It’s now recognised that, in addition to the genetic mutations acquired by cancer cells, changes in the tumour microenvironment represent key drivers of tumour progression. While we have a good understanding of the cell intrinsic genetic changes, less is known about the cell extrinsic microenvironment factors – and, importantly, how we can target them.

The extracellular matrix (ECM) is a complex 3D scaffold, essential to support tissues and organs in physiological conditions. More than just a passive supporting structure, it is directly involved in controlling a variety of cell functions, including cell adhesion, migration, proliferation and survival.

We know it’s extensively deregulated during cancer progression and in some cancer types, such as breast and pancreatic, stromal cells produce excessive amounts of ECM components, resulting in extensive fibrosis. This process is associated with poor outcomes in breast cancer patients, leading to the idea that this fibrotic response might drive tumour progression.

From mechanism to vulnerability

How does this happen? It is well-established that fibrosis creates a stiff supportive ECM that physically promotes cancer cell growth and metastasis. In addition, it also leads to the activation of cancer-associated fibroblasts, which in turn secrete a variety of growth factors, chemokines and ECM remodelling enzymes, promoting angiogenesis and suppressing anti-tumour immunity.

As the tumour grows rate and blood supply becomes limited, the microenvironment of fibrotic tumours if often hypoxic and nutrient deprived. This pushes cancer cells to adopt alternative strategies of nutrient acquisition, together defined as nutrient scavenging pathways. Pivotal work in pancreatic cancer showed that cancer cells can internalise extracellular proteins (mainly albumin) to sustain their growth under nutrient starvation.

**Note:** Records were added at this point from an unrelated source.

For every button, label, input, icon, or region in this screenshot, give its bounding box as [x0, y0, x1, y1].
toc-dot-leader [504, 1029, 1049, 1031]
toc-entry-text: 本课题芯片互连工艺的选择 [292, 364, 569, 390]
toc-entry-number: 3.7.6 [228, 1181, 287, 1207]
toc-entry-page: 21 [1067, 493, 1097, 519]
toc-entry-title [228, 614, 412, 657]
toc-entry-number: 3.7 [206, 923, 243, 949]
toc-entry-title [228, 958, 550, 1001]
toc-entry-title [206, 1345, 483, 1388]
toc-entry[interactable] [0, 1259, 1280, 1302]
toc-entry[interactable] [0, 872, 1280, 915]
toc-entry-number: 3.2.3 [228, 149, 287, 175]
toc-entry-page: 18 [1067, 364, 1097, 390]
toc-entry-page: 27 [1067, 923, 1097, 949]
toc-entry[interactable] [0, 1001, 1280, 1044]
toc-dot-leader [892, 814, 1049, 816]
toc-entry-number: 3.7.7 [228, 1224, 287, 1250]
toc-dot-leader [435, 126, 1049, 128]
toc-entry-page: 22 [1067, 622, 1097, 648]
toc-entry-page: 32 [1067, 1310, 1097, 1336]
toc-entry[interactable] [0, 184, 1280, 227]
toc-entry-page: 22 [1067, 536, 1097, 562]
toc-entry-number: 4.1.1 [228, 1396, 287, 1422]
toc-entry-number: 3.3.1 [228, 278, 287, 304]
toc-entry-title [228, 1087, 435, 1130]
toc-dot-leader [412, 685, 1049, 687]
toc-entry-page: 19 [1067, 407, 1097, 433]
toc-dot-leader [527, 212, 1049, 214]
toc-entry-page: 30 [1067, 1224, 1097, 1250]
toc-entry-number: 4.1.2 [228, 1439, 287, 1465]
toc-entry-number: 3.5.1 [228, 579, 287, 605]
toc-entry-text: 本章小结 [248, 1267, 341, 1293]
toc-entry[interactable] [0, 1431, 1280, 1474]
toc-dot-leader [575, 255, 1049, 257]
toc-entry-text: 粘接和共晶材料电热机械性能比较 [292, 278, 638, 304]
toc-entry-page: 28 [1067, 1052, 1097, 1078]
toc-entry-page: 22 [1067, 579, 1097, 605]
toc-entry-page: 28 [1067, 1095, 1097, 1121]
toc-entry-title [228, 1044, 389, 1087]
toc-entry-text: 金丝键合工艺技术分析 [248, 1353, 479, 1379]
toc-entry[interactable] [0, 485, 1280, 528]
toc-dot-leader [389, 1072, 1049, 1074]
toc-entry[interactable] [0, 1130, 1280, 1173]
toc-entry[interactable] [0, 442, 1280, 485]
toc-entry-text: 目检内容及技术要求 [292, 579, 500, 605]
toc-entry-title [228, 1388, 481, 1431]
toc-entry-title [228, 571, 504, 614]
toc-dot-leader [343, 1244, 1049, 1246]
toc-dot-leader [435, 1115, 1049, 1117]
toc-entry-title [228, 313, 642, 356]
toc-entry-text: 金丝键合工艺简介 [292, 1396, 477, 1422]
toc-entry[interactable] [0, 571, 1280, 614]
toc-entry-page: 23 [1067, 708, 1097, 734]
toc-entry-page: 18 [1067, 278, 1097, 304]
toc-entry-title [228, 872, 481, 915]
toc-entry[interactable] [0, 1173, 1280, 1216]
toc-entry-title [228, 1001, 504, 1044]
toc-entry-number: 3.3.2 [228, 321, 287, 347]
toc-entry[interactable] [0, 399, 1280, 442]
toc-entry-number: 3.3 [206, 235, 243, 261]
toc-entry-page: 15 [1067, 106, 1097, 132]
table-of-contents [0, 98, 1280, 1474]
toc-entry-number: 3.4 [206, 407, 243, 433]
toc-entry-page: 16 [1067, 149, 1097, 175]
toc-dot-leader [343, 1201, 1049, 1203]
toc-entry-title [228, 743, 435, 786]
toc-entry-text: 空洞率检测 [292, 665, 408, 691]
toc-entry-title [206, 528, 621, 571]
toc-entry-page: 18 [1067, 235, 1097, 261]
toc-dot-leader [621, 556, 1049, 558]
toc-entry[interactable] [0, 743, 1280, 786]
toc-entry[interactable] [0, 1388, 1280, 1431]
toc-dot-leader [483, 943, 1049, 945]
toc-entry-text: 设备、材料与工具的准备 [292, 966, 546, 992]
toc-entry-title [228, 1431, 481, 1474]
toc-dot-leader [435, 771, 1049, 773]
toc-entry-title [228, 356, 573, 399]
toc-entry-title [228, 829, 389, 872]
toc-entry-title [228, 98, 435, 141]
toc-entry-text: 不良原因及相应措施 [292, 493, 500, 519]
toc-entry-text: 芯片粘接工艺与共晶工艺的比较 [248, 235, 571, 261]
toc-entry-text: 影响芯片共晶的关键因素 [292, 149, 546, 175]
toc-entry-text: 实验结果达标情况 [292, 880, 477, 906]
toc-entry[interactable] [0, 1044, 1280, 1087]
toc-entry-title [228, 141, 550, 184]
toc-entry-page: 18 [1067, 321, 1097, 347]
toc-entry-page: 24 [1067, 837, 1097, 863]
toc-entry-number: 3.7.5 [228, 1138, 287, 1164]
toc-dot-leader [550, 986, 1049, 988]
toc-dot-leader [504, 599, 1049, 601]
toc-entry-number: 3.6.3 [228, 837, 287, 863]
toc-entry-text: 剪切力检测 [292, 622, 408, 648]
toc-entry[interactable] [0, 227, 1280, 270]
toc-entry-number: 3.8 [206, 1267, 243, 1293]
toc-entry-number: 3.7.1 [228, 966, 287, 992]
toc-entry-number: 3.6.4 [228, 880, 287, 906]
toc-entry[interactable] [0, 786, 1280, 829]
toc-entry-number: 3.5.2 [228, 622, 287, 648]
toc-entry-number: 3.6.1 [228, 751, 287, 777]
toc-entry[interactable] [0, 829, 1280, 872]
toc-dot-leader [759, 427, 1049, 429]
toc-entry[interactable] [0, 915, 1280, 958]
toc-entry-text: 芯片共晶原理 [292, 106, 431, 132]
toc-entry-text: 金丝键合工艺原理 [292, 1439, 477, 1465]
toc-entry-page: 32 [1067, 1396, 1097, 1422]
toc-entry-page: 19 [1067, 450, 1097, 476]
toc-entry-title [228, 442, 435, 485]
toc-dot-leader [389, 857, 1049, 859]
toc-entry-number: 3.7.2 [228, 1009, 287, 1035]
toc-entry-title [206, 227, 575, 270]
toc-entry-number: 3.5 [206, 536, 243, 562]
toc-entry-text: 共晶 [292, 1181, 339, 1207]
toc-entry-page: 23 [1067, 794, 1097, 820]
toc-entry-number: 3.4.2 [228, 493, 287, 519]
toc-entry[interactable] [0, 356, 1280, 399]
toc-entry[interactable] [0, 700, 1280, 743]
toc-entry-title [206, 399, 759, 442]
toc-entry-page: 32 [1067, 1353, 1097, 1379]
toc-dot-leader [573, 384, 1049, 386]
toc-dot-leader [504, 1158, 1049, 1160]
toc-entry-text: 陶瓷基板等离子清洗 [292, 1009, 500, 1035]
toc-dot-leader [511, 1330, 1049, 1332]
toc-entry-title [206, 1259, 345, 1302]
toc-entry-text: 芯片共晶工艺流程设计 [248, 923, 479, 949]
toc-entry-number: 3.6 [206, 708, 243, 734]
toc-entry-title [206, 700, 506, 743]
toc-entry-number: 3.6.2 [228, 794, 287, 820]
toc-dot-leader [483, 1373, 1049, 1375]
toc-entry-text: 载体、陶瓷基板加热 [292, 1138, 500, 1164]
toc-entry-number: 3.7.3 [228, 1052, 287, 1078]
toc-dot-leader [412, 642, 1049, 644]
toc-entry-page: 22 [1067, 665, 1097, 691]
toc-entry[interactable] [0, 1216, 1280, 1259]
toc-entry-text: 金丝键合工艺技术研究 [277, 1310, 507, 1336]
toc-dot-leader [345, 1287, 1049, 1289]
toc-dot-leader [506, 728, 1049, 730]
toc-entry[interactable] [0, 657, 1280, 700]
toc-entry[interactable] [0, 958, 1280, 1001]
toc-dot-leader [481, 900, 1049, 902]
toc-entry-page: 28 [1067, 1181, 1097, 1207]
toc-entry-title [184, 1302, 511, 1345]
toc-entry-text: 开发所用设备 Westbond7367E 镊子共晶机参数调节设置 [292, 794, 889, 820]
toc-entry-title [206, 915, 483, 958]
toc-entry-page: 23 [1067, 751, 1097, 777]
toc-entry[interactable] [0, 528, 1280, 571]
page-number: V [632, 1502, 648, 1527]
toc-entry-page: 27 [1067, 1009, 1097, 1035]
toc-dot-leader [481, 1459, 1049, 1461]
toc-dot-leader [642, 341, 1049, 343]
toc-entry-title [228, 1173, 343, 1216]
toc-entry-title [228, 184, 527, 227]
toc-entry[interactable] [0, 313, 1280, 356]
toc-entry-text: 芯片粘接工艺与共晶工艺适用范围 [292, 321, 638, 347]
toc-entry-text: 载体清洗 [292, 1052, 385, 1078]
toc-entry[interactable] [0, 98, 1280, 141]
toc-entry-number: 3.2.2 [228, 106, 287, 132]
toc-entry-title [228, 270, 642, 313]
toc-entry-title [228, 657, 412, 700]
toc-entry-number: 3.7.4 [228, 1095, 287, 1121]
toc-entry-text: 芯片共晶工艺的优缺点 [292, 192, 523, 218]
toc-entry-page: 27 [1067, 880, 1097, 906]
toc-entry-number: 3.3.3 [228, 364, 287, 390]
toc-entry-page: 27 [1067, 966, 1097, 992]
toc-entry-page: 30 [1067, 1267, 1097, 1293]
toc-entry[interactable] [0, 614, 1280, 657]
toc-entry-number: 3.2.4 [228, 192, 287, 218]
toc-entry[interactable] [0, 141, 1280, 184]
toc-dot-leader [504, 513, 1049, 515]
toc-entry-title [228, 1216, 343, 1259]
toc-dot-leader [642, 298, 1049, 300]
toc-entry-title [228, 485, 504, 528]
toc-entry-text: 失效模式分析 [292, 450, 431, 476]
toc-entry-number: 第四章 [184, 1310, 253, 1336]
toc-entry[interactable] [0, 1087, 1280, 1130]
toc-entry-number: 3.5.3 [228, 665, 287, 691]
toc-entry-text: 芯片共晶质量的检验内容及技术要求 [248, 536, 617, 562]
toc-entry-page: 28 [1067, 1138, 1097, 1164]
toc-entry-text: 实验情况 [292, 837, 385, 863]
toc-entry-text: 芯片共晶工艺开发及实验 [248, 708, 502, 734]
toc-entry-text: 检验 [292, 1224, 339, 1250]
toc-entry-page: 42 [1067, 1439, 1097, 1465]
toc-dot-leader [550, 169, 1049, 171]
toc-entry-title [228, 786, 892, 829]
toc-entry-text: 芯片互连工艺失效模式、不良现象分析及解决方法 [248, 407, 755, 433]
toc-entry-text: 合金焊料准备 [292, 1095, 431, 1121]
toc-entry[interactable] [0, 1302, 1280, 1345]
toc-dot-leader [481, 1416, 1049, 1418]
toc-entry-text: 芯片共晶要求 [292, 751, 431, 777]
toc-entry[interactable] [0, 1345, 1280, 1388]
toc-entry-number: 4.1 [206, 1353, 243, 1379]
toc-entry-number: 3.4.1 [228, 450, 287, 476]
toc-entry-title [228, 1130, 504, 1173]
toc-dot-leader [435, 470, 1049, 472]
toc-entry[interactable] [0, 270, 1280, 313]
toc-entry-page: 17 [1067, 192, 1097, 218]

Our lab was interested in understanding whether breast cancer cells could use ECM components in a similar way to support their growth. We found that, while the presence of the ECM did not affect the proliferation of breast cancer cells when nutrients were not limited, it strongly promoted their growth under amino acid starvation. The cancerous cells internalise ECM components, degrade them in the lysosome, which results in increased intracellular amino acid levels.

We hypothesised that, to be able to feed on an unconventional nutrient source, cancer cells might adapt their metabolic pathways. Using metabolomics, we discovered that the most upregulated pathway in the presence of ECM was phenylalanine and tyrosine catabolism, leading to the production of fumarate, a Krebs cycle intermediate.

As with so many discovery science findings around cancer, the question then became: could this represent a cancer vulnerability? Importantly, the presence of ECM did not affect the proliferation of non-cancerous mammary epithelial cells, whereas ECM uptake was strongly upregulated in invasive and metastatic breast cancer cells. Excitingly then, this does suggest that ECM-dependent cell growth could indeed be a cancer vulnerability.

Journey to exploitation

To exploit this, we need to fully understand how ECM uptake is regulated. To this end, we performed an RNAi screen targeting ~1000 kinases and phosphatases in the genome and we identified the p38/mitogen activated protein kinase (MAPK) pathway as one of the top hits.

Interestingly, this pathway has been shown to be activated by the ECM receptor α2β1 integrin and we demonstrated that both α2β1 and MAPK signalling were required for ECM internalisation not only in breast cancer cells, but also in ovarian and pancreatic cancer cells.

In addition to cell proliferation, ECM uptake was also required for invasive cancer cell migration, both in 2D and 3D systems, raising the intriguing possibility that ECM internalisation and degradation might lead to the generation of energy required to sustain cell migration.

In addition to amino acids, the tumour microenvironment is also depleted of glucose, a key nutrient to sustain cell metabolism. We wanted to determine whether the ECM also supported cell growth under glucose starvation. Interestingly, while we found that this was indeed the case in both breast and pancreatic cancer cell lines, ECM uptake was not required for this. In this context, integrin-dependent mammalian target of rapamycin complex 1 (mTORC1) activation and amino acid uptake were required for ECM-dependent cell survival, in 2D and 3D culture systems.

So, while there is more work to do to fully understand the complexities here, these observations do suggest that the ECM plays multiple roles in supporting cancer cells within fibrotic tumours. It’s likely that tumours experience regional differences in nutrient availability, so I envisage that a combination approach will be needed to block the different nutrient scavenging pathways utilising the ECM to prevent the growth and migration of cancer cells within fibrotic tumours.